The pig has been extensively utilized as a model for evaluating haemostasis after administration of human PCC14,21,22
and human rFVIIa.22,31–38
Certain uncertainties are inherent in such studies. The activity, bioavailability, or both of the human protein might be attenuated in the porcine host.34
Assays of PT or thrombin generation optimized for measurements of human samples may yield disparate results in the pig. For instance, PT measured with a porcine-specific assay is greater by over three-fold than with the standard assay designed for human specimens.37,39
The porcine-specific assay revealed a nearly 50% prolongation of PT during hypothermia, while no effect was detectable by the standard assay method.39
It is possible that the use of the standard assay may account for the relatively small impact of CPB on PT in the present study, despite the substantial increase in blood loss observed after CPB and saline infusion. In any case, large absolute differences in PT assay values may not translate into major differences in the observed relative effects of human haemostatic proteins in the pig model.

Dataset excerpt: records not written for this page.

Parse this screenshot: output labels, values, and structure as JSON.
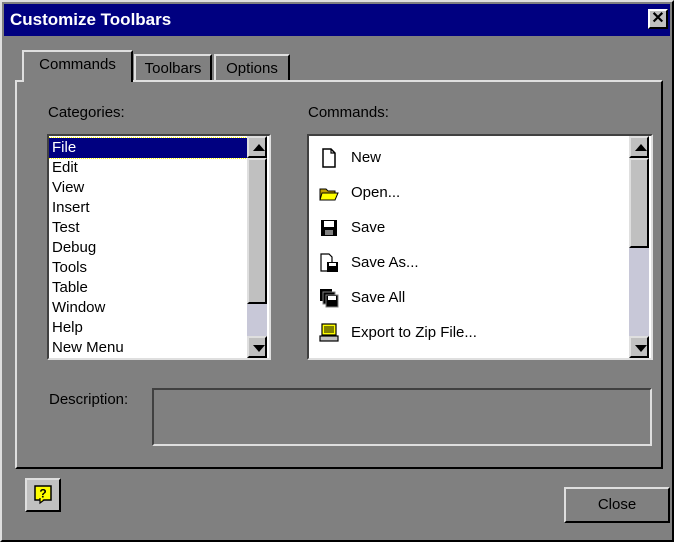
{
  "window": {
    "title": "Customize Toolbars",
    "close_glyph": "✕"
  },
  "tabs": [
    {
      "label": "Commands",
      "active": true
    },
    {
      "label": "Toolbars",
      "active": false
    },
    {
      "label": "Options",
      "active": false
    }
  ],
  "categories": {
    "label": "Categories:",
    "items": [
      "File",
      "Edit",
      "View",
      "Insert",
      "Test",
      "Debug",
      "Tools",
      "Table",
      "Window",
      "Help",
      "New Menu"
    ],
    "selected": "File"
  },
  "commands": {
    "label": "Commands:",
    "items": [
      {
        "label": "New",
        "icon": "new-document-icon"
      },
      {
        "label": "Open...",
        "icon": "open-folder-icon"
      },
      {
        "label": "Save",
        "icon": "save-disk-icon"
      },
      {
        "label": "Save As...",
        "icon": "save-as-icon"
      },
      {
        "label": "Save All",
        "icon": "save-all-icon"
      },
      {
        "label": "Export to Zip File...",
        "icon": "export-zip-icon"
      }
    ]
  },
  "description": {
    "label": "Description:",
    "value": ""
  },
  "footer": {
    "close_label": "Close",
    "help_icon": "help-icon"
  },
  "colors": {
    "title_bar": "#000080",
    "dialog_bg": "#808080",
    "selection": "#000080"
  }
}
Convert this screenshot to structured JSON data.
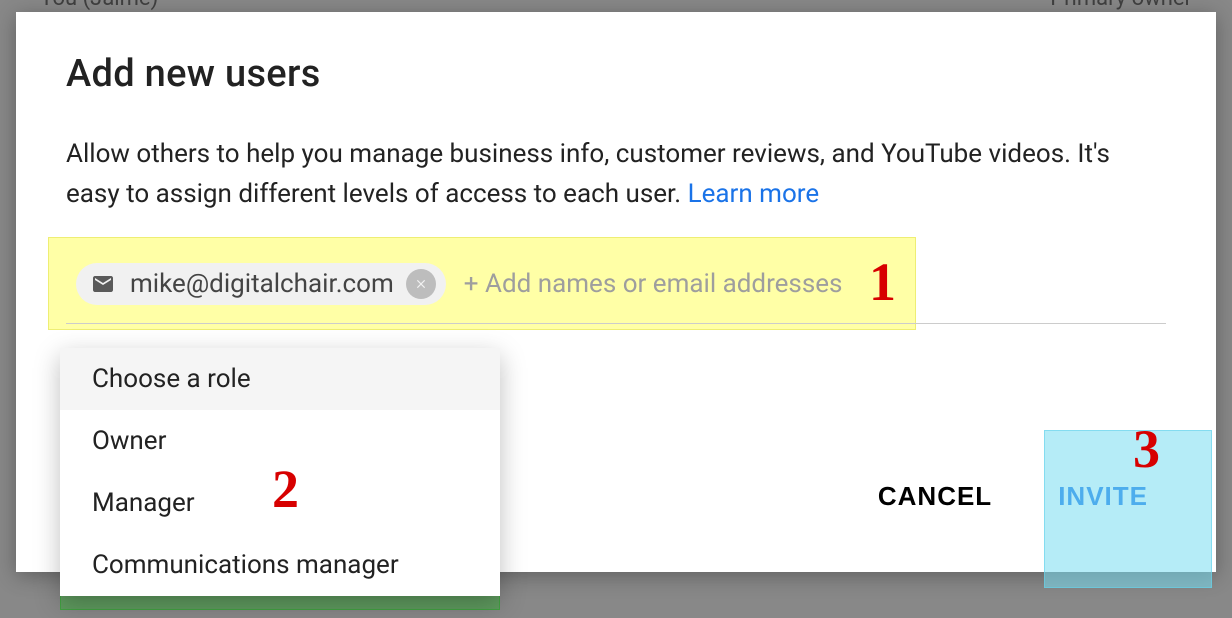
{
  "backdrop": {
    "left_partial": "You (Jaime)",
    "right_partial": "Primary owner"
  },
  "modal": {
    "title": "Add new users",
    "description": "Allow others to help you manage business info, customer reviews, and YouTube videos. It's easy to assign different levels of access to each user. ",
    "learn_more": "Learn more",
    "chip_email": "mike@digitalchair.com",
    "input_placeholder": "+ Add names or email addresses",
    "role_header": "Choose a role",
    "roles": {
      "owner": "Owner",
      "manager": "Manager",
      "comms": "Communications manager"
    },
    "cancel": "CANCEL",
    "invite": "INVITE"
  },
  "annotations": {
    "n1": "1",
    "n2": "2",
    "n3": "3"
  }
}
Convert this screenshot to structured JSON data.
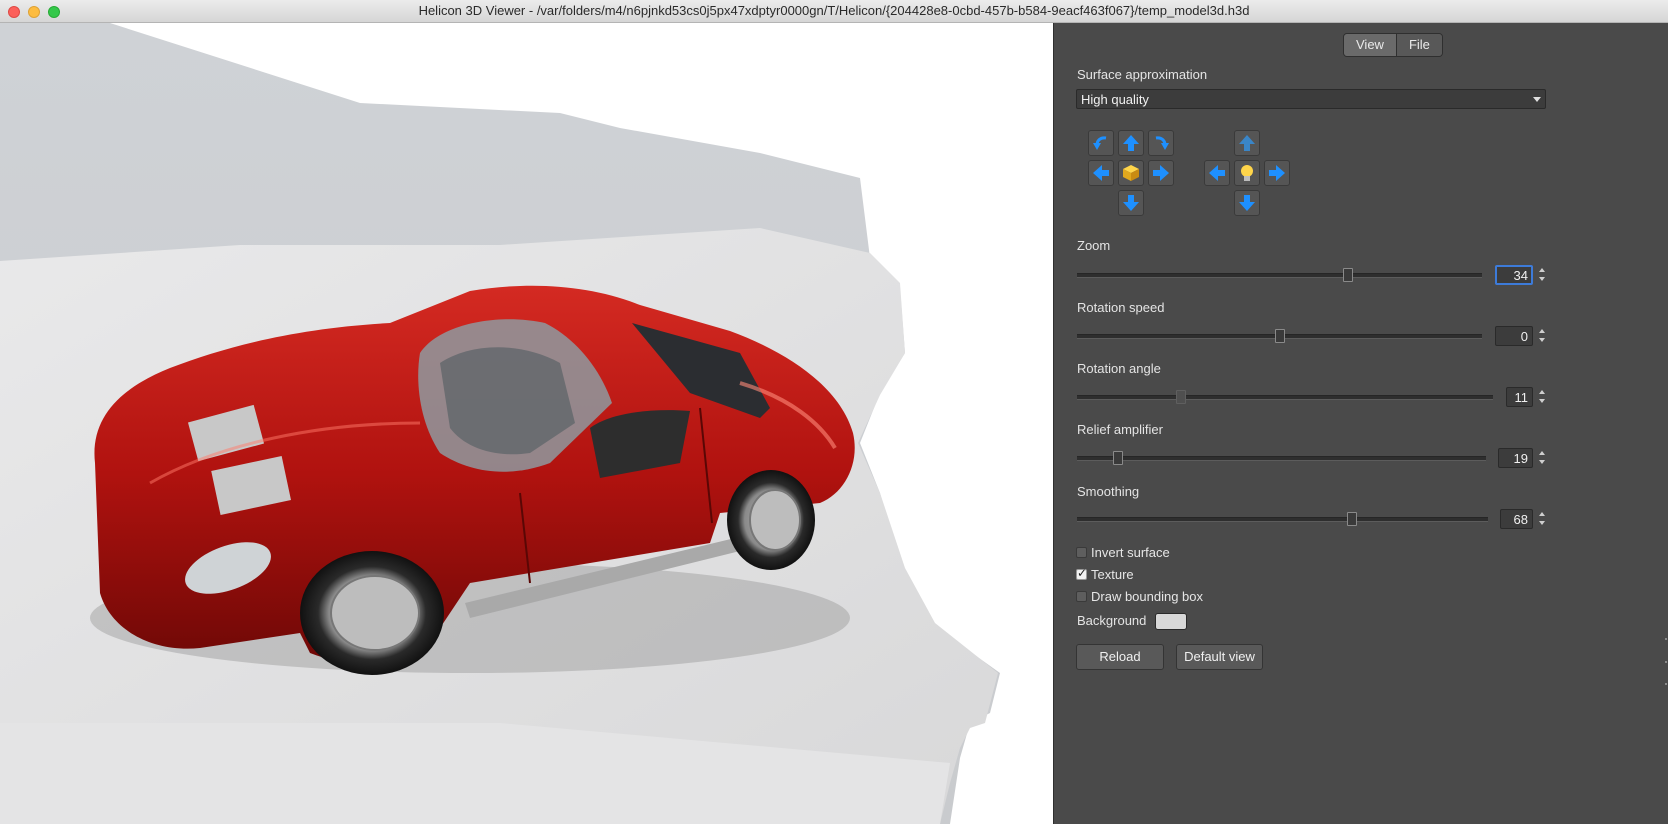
{
  "window": {
    "title": "Helicon 3D Viewer - /var/folders/m4/n6pjnkd53cs0j5px47xdptyr0000gn/T/Helicon/{204428e8-0cbd-457b-b584-9eacf463f067}/temp_model3d.h3d"
  },
  "tabs": [
    {
      "label": "View",
      "active": true
    },
    {
      "label": "File",
      "active": false
    }
  ],
  "surface": {
    "label": "Surface approximation",
    "value": "High quality"
  },
  "icons": {
    "view_controls": [
      "rotate-left-icon",
      "arrow-up-icon",
      "rotate-right-icon",
      "arrow-left-icon",
      "cube-icon",
      "arrow-right-icon",
      "arrow-down-icon"
    ],
    "light_controls": [
      "arrow-up-icon",
      "arrow-left-icon",
      "lightbulb-icon",
      "arrow-right-icon",
      "arrow-down-icon"
    ]
  },
  "sliders": {
    "zoom": {
      "label": "Zoom",
      "value": "34",
      "fraction": 0.67
    },
    "rotation_speed": {
      "label": "Rotation speed",
      "value": "0",
      "fraction": 0.5
    },
    "rotation_angle": {
      "label": "Rotation angle",
      "value": "11",
      "fraction": 0.25
    },
    "relief_amplifier": {
      "label": "Relief amplifier",
      "value": "19",
      "fraction": 0.1
    },
    "smoothing": {
      "label": "Smoothing",
      "value": "68",
      "fraction": 0.67
    }
  },
  "checkboxes": {
    "invert_surface": {
      "label": "Invert surface",
      "checked": false
    },
    "texture": {
      "label": "Texture",
      "checked": true
    },
    "draw_bounding_box": {
      "label": "Draw bounding box",
      "checked": false
    }
  },
  "background": {
    "label": "Background",
    "color": "#d8d8d8"
  },
  "buttons": {
    "reload": "Reload",
    "default_view": "Default view"
  },
  "colors": {
    "panel_bg": "#4a4a4a",
    "accent": "#3d7bd9",
    "arrow_blue": "#1e90ff",
    "car_red": "#b0120f"
  }
}
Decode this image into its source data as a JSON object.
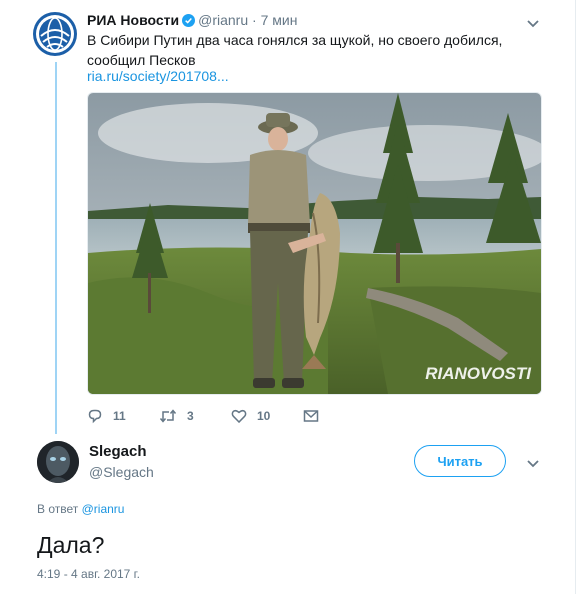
{
  "original_tweet": {
    "name": "РИА Новости",
    "handle": "@rianru",
    "separator": "·",
    "time": "7 мин",
    "text": "В Сибири Путин два часа гонялся за щукой, но своего добился, сообщил Песков",
    "link": "ria.ru/society/201708...",
    "photo_watermark": "RIANOVOSTI",
    "actions": {
      "reply_count": "11",
      "retweet_count": "3",
      "like_count": "10"
    }
  },
  "reply_tweet": {
    "name": "Slegach",
    "handle": "@Slegach",
    "follow_label": "Читать",
    "reply_prefix": "В ответ",
    "reply_to": "@rianru",
    "text": "Дала?",
    "timestamp": "4:19 - 4 авг. 2017 г."
  },
  "icons": {
    "verified": "verified-badge-icon",
    "caret": "chevron-down-icon",
    "reply": "reply-icon",
    "retweet": "retweet-icon",
    "like": "heart-icon",
    "dm": "envelope-icon"
  },
  "colors": {
    "link": "#1b95e0",
    "accent": "#1da1f2",
    "muted": "#657786",
    "thread_line": "#9fd4f5"
  }
}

Thus, despite an over three-fold absolute PT difference at baseline, the average relative shortening of PT by 90 µg kg−1
human rFVIIa was comparable when measured by standard assay (64%) vs
the porcine-specific method (51%).37
The thrombin generation assay used in the present study was optimized for human samples, and the possibility cannot be excluded of differences in results compared with those that might have been generated by a porcine-specific method. Nonetheless, assay differences could not have affected bleeding, and the observed increase in thrombin generation by PCC relative to saline was accompanied by a corresponding decrease in blood loss. Furthermore, in two pig studies of dilutional coagulopathy and trauma, human PCC augmented thrombin generation compared with human rFVIIa and with both standard- and high-dose porcine PCC.14,22
In both studies, corresponding acceleration of haemostasis by PCC vs
those control agents was demonstrated.
In light of the data reviewed above, PCC appears to be a versatile haemostatic agent suitable for use in indications involving multiple clotting factor deficiencies. Further clinical studies are needed to define the appropriate role for PCC in CPB. The present results provide encouragement to embark upon such studies.